2. The Golden Triangle is India's most popular tourism area and for a lot of locals, Westerners are seen as rich simply because they're there. Therefore, you can expect a lot of both hustling for business and begging in certain places. If you don't want what someone is selling, it's easier not to get drawn into conversation – politely say no and walk away. Responses to begging are a very personal choice – although many people consider it best not to give any money as a means of discouraging the practise, especially with children.
3. When travelling by autorickshaw, it is essential to agree a fare beforehand to avoid arguments later on. In particular, it's helpful to confirm that you want a price with "no shopping," ie. without unrequested stops at shops operated by pals of the driver, where they can anticipate a kick-back on all sales made. That is, of course, unless you would like to go shopping!
4. Don’t let autorickshaw or taxi drivers take you to a hotel you don’t want to go to – insist that you have a reservation at your specified hotel. Don't be put off by claims that the hotel has burnt down, is booked up or suffering an infestation of some sort. Be polite and insistant about where you want to go.
5. With regards to your health, two attitudes almost guarantee a miserable time: carelessness and hypochondria. Take elementary precautions by sticking to bottled drinks, no ice and freshly cooked hot food, and you should be fine. Note that even decent hotels' buffets, left out all day, can be a risk, so order a la carte or even from a street food stall, where you can see food cooked in front of you. If you're especially concerned, India is an excellent place to go vegetarian, as many people don't eat meat and the choice of veggie options is excellent.
6. Beware of credit card fraud, and don’t let your credit card out of your sight when paying by plastic.
7. Carry valuables on your person at all times if possible, or leave them in your hotel safe, rather than unsecured in your room. When taking internal flights or overnight trains, padlock your bags and carry anything especially valuable on you.
8. The sun is strong in the Golden Triangle, even in the winter. Keep hydrated (with sealed, bottled water), protect your head with a hat and try to do your outdoor sightseeing in the morning or late afternoon.
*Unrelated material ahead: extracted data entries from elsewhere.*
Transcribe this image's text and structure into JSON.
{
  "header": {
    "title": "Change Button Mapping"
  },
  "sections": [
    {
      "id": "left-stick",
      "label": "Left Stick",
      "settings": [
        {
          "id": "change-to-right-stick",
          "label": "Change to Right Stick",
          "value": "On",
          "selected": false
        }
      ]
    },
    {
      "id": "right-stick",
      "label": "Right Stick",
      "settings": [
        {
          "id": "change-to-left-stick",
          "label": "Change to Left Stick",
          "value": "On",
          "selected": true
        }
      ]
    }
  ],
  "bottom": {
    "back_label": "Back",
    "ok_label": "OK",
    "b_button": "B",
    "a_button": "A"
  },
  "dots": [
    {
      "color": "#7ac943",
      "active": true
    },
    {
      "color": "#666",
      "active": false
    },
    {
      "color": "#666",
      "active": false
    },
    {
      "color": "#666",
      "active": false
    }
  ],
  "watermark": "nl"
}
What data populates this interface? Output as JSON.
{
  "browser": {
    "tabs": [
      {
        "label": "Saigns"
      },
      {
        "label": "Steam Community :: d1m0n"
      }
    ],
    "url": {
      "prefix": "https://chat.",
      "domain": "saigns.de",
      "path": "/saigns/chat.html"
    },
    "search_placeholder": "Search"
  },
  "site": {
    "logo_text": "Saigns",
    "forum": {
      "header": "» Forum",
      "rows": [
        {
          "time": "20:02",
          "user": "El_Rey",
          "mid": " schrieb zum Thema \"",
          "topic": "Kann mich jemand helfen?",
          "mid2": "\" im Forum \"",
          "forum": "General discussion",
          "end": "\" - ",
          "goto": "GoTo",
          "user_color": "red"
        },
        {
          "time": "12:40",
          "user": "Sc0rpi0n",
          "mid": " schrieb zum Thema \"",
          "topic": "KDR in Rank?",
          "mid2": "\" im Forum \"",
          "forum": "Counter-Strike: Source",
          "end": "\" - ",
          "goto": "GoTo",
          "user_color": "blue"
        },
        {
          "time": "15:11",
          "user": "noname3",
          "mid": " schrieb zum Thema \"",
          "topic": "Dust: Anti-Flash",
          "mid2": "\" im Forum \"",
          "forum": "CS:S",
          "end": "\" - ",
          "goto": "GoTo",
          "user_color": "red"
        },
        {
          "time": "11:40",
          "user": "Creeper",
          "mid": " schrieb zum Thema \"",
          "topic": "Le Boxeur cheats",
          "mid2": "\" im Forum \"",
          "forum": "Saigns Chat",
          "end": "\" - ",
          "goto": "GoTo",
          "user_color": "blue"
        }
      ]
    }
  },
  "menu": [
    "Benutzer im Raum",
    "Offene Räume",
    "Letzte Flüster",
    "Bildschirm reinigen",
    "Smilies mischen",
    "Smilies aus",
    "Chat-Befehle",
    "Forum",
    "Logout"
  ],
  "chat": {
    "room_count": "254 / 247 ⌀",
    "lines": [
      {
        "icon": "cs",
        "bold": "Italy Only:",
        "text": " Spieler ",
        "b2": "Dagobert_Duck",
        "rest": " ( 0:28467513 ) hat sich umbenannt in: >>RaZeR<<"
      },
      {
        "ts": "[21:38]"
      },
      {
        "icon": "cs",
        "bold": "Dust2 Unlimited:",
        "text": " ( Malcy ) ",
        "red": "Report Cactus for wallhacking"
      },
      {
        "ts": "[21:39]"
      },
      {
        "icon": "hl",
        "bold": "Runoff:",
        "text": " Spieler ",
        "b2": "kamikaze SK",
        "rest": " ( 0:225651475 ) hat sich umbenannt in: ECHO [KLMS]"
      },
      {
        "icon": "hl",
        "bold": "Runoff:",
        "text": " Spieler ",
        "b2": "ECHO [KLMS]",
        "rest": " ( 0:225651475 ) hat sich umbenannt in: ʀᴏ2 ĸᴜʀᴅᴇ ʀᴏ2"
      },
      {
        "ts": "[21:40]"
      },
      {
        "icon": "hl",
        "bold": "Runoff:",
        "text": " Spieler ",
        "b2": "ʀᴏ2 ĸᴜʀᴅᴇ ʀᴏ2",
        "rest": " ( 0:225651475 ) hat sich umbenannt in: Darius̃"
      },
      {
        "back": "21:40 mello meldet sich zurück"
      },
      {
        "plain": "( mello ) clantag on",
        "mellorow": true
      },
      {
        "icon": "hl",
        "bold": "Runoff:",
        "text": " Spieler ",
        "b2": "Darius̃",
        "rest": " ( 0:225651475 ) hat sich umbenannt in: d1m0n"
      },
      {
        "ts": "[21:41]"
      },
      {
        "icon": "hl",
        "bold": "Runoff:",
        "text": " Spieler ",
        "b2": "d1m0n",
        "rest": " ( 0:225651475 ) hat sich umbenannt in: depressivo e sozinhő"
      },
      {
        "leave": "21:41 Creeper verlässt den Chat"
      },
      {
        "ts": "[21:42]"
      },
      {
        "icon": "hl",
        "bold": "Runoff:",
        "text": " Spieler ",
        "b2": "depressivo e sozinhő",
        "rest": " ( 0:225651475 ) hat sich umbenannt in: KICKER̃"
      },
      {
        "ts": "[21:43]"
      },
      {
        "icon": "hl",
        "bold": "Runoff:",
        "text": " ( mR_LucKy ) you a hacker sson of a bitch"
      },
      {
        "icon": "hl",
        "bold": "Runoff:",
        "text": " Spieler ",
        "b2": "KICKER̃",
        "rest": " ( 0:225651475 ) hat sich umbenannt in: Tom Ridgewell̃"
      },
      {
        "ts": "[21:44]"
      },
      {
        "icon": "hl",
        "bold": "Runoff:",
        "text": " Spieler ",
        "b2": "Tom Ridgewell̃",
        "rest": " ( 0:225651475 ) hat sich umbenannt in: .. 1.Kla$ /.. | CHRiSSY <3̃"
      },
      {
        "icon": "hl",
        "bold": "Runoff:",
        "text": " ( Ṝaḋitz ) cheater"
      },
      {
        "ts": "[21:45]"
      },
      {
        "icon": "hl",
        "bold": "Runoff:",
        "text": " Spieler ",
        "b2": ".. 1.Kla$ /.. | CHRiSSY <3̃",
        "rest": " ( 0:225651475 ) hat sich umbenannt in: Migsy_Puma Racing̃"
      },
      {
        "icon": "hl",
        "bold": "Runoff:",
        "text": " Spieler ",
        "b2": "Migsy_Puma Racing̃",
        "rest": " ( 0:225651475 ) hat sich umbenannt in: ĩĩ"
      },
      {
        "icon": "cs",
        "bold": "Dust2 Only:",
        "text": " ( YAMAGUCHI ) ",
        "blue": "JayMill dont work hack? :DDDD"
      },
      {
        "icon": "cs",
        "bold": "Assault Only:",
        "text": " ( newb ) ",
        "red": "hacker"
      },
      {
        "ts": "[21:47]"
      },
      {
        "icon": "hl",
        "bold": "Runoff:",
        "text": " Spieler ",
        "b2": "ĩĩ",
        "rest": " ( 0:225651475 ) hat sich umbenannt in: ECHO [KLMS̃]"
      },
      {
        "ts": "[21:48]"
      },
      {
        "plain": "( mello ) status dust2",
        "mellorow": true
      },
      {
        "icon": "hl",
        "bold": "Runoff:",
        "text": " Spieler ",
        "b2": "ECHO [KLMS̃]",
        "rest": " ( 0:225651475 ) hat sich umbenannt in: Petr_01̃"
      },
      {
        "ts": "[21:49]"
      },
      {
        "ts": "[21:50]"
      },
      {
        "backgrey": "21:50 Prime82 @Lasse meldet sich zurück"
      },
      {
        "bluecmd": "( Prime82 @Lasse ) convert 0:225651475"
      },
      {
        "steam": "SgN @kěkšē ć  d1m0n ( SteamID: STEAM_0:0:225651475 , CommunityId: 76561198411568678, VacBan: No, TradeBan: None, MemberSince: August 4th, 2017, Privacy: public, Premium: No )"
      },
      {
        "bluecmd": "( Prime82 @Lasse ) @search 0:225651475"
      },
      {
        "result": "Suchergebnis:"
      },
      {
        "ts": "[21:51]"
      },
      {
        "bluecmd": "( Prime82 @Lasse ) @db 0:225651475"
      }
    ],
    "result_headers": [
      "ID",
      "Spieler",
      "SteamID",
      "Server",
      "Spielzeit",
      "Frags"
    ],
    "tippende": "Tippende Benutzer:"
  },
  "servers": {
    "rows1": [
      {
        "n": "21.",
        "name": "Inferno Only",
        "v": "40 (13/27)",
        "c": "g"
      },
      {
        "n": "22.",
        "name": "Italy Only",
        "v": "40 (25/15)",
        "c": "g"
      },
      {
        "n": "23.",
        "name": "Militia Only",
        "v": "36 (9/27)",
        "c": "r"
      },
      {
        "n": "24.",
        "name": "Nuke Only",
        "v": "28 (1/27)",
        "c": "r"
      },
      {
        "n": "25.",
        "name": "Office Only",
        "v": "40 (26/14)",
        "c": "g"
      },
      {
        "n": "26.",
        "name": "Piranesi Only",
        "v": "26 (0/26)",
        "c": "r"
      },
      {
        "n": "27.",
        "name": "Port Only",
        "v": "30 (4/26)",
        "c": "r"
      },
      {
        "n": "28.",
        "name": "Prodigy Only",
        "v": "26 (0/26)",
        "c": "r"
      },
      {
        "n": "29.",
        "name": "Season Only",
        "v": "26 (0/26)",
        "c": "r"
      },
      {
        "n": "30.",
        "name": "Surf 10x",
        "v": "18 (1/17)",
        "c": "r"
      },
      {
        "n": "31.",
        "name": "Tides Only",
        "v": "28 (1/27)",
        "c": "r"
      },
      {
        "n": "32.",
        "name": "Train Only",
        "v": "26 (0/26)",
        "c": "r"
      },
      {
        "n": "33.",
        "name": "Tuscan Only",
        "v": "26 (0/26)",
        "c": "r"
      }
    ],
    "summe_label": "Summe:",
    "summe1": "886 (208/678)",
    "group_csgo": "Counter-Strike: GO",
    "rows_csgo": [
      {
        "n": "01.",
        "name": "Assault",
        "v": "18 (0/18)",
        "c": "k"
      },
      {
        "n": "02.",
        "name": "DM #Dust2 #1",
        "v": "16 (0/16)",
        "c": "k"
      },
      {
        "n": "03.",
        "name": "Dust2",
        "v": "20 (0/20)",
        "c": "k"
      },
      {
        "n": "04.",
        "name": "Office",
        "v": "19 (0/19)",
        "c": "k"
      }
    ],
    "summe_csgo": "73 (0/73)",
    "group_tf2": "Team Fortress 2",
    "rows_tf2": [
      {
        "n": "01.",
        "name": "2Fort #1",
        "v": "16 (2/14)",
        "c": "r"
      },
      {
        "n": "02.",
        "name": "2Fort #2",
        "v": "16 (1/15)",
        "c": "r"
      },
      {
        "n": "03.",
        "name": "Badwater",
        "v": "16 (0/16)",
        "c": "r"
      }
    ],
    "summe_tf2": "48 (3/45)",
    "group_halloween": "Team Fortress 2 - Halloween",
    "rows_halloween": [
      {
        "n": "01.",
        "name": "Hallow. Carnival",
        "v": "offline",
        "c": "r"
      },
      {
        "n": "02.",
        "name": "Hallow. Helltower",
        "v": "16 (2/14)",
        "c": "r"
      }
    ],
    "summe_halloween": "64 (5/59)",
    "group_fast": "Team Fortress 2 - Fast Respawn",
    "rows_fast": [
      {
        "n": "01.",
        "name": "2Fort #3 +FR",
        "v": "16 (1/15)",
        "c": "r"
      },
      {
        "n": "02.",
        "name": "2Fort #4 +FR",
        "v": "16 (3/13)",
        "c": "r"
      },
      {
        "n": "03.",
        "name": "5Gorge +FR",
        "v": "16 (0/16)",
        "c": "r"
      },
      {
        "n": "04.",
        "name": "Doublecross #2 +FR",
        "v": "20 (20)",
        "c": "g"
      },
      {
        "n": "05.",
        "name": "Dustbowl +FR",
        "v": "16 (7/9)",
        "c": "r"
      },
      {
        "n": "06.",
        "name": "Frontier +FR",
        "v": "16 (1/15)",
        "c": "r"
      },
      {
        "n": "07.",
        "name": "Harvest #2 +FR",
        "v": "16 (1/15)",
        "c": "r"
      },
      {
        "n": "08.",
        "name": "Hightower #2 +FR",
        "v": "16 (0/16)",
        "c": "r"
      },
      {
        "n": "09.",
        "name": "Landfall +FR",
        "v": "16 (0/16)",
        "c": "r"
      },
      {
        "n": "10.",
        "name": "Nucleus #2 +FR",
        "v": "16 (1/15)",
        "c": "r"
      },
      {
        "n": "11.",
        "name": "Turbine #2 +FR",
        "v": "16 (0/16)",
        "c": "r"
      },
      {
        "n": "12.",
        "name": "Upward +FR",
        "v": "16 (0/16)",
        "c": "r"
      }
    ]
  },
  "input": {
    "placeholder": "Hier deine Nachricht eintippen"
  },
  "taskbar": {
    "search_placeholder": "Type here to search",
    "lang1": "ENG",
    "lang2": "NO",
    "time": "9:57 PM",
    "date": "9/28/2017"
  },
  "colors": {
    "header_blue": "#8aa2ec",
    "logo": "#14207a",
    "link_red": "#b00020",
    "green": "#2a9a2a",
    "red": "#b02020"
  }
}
9. India's respect for red tape and bureaucracy can be maddening, but use it to your advantage – vouchers, passes, letters of introduction and official business cards can all work wonders for you.
10. In all senses of the word, stay cool. India has been described as a "functioning anarchy" and this remains true in the face of encroaching globalisation. Don't get cross and remember that a smile and small tip can be more effective than anything else.